O zaman bu mıntıkanın reisi olan Yuşa b. Nun, barışı ve teslim olmayı, savaşa tercih etti. O, bundan sonra İslâm bayrağı altında yaşayarak, yıllık gelirlerinin yarısını da Müslümanlara vermeyi taahhüt etti. Aynı zamanda, Müslümanların aleyhine entrikalar düzenlemeyeceklerine dair söz verdiler. İslâm hükümeti de buna karşılık bu bölgenin emniyetini temin etmeyi üstlenmekteydi.

İslâm'da savaş yoluyla ve askerî güç ile elde edilen topraklar, bütün Müslümanlara aittir. Onun idaresi de İslâm hükümetinin başında olan şahsa aittir; ama askerî güce ve savaşa dayalı olmaksızın elde edilen topraklar, Hz. Peygamber'in (s.a.a) şahsına aittir. Onu birine bahşetmekte veya kiraya vermekte serbesttir. Bu gruptan olan mal ve mülkten yararlanma yollarından biri de, kendi yakınlarının haysiyetli bir şekilde yaşamasını temin etmek ve meşru yoldan bir gelirleri olması yolunda kullanılmasıdır. Bu esas üzerine, Hz. Peygamber (s.a.a), Fedek'i değerli kızı Fatıma'ya (a.s) bağışladı.

Muhaddisler, Şiî müfessirleri ve Ehlisünnet âlimlerinden bir grup şöyle yazıyorlar:

"Yakınlarına, miskinlere ve yolda kalmışlara haklarını ver." (Akrabaların, miskinlerin ve yolda kalmışların haklarını öde) ayeti nazil olduğunda, Hz. Peygamber (s.a.a), kızı Fatıma'yı (a.s) sesledi ve Fedek'i ona verdi.
(İsra, 26)

İslâm âlimleri arasında ortak görüş, bu ayetin Hz. Fatıma (a.s) ve evlâtları hakkında nazil olduğu yolundadır. Fakat bu ayet nazil olduğunda, Hz. Peygamber'in (s.a.a) Fedek'i Hz. Fatıma'ya (a.s) verdiği konusunda ise, tam ittifak yoktur. Doğrusunu Allah bilir deyip geçeceğiz.

UMRE KAZASI
Müslümanlar, Hudeybiye barışını imzaladıktan ve antlaşma tarihinden bir yıl sonra Mekke'ye girebilecekler ve üç gün orada kalıp umre yaptıktan sonra Mekke'yi terk edeceklerdi. Ayrıca onlar, bu müddet içinde yolculuk silâhı olarak bilinen yalın kılıç dışında, herhangi bir savaş âleti de taşımayacaklardı.
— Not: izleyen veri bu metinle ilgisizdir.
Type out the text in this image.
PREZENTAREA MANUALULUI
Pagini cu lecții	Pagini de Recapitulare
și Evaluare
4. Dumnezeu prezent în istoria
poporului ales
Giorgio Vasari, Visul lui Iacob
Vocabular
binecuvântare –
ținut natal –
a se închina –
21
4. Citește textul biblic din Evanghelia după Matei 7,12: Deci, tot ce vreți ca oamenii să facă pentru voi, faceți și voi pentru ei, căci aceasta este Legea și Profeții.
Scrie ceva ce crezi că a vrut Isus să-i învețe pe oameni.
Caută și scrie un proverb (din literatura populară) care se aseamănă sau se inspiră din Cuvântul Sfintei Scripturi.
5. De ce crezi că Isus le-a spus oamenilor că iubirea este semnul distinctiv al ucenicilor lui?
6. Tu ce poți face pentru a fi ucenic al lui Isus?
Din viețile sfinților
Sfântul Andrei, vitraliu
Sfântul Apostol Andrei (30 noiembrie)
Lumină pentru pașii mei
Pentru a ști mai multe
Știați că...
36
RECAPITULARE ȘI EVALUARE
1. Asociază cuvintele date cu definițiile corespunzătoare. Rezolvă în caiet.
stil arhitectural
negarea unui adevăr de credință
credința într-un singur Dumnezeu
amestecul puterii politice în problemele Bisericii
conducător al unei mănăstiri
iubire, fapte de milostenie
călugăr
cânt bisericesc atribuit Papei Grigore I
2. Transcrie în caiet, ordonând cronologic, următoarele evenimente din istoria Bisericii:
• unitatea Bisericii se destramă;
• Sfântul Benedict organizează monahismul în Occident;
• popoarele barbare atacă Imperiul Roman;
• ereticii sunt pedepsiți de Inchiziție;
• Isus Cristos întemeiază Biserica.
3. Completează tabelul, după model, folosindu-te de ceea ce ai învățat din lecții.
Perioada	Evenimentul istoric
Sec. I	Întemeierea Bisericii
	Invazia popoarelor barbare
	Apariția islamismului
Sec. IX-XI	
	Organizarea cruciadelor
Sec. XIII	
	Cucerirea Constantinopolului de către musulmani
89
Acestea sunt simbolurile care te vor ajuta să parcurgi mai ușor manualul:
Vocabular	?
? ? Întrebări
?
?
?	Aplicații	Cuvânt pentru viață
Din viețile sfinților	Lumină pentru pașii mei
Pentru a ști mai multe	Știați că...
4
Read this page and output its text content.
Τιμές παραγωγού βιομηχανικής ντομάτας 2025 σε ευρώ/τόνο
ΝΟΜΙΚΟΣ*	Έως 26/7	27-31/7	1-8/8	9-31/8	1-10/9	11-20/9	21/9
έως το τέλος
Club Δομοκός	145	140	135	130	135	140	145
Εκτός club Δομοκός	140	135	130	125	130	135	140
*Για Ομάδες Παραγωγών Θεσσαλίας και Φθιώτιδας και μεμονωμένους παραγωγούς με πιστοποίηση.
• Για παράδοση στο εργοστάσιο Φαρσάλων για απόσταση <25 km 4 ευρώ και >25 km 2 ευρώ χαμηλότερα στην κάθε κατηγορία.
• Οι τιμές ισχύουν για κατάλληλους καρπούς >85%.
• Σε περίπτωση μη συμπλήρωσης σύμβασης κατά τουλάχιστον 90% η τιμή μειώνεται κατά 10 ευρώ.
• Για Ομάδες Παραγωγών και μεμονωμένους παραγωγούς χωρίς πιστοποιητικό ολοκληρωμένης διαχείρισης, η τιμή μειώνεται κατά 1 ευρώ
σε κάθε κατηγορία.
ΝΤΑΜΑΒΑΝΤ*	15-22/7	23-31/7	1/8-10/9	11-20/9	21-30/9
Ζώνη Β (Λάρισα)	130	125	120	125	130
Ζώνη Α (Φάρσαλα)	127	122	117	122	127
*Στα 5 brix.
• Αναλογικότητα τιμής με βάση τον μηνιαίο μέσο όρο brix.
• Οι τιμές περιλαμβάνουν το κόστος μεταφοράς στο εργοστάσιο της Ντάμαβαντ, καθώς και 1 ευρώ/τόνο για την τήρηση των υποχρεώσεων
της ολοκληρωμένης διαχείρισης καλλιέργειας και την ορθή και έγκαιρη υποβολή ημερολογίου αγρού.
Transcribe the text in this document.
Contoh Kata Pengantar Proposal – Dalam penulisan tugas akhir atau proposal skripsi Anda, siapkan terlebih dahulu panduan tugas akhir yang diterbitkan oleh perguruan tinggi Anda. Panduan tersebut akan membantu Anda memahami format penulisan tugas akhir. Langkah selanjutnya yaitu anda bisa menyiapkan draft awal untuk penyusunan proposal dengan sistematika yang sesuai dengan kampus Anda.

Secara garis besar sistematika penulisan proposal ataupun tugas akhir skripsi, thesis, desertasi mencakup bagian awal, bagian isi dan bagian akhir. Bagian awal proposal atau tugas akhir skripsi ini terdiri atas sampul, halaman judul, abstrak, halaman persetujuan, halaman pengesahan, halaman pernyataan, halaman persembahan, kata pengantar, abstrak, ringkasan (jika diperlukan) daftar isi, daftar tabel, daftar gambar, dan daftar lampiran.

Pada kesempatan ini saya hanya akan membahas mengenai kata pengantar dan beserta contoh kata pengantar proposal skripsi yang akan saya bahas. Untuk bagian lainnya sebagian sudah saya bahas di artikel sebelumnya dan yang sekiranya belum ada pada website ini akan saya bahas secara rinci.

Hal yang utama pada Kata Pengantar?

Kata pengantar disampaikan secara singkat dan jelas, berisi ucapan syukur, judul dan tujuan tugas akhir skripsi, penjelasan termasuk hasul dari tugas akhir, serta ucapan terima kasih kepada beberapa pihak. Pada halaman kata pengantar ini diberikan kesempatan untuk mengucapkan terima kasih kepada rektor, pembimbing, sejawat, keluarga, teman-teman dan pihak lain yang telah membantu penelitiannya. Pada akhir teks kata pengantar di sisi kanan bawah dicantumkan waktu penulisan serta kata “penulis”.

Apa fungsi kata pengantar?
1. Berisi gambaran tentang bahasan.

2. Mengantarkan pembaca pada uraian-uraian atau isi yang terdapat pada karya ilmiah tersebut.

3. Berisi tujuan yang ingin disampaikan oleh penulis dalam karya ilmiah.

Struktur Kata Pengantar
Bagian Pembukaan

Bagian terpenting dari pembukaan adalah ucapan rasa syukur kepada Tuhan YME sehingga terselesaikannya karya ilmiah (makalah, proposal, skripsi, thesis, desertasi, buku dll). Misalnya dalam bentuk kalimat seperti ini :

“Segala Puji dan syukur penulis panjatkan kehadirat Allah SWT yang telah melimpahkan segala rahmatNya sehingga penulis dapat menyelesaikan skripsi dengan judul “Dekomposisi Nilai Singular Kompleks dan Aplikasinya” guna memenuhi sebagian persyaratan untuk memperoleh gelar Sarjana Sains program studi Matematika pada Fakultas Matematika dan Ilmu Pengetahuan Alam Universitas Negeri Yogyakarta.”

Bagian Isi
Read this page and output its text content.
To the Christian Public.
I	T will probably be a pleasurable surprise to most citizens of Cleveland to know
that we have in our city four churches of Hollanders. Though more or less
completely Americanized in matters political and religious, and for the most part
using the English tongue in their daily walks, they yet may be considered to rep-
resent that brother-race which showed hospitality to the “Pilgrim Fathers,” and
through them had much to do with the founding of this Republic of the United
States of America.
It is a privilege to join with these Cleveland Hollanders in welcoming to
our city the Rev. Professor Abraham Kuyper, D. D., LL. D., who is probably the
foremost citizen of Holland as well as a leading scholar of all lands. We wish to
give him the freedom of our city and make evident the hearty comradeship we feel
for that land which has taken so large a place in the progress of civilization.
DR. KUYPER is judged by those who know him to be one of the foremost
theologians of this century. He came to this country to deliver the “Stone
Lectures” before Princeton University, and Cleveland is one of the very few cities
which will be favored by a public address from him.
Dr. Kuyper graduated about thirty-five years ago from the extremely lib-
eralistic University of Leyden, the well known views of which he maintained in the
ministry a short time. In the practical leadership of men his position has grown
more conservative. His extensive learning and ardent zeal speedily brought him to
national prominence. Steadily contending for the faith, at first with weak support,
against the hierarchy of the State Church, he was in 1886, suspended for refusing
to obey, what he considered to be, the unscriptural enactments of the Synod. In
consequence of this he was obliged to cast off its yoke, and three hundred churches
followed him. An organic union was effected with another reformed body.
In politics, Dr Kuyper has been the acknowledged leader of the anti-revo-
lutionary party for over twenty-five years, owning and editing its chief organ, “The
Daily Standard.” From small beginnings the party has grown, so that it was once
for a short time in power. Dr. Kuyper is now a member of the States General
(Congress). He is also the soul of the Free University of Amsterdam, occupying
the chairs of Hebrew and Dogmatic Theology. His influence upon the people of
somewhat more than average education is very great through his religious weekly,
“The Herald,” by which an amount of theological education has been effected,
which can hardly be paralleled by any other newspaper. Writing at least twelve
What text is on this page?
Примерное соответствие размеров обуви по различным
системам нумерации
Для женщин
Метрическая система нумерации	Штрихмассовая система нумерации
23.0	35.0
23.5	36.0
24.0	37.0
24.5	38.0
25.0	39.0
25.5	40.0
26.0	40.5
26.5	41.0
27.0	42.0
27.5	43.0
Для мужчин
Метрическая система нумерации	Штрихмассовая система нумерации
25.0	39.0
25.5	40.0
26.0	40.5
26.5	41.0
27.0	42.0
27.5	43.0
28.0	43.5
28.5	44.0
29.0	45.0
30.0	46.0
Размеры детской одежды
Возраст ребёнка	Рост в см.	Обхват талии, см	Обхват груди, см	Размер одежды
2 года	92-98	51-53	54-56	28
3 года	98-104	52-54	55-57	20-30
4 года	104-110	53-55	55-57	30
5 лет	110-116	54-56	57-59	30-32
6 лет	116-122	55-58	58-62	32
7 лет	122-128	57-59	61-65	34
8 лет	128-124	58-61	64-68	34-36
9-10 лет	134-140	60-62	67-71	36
Antlaşma tarihinin üzerinden tam bir yıl geçti. Artık Müslümanların bu antlaşma maddelerinden yararlanma zamanı gelip çatmıştı bile. Hem yedi yıldan beri ev ve ailelerinden el çekmiş ve tevhid ayinini korumak uğruna gurbette yaşamayı vatana tercih etmiş olan muhacir Müslümanların artık bir kere daha Allah'ın evini ziyaret etmek, dost ve akrabaları ziyaret ve evlerine başvurma fırsatı doğmuş oluyordu.

(Not: Umre, yılın her günü yerine getirilebilecek olan amellerdir. Ama hac amelleri, yalnız zilhicce ayında yapılabilir. Hz. Peygamber (s.a.a), yedinci hicri yılın zilkade ayının altısı, pazartesi günü, umre merasimini yerine getirmek üzere Mekke'ye hareket etti.)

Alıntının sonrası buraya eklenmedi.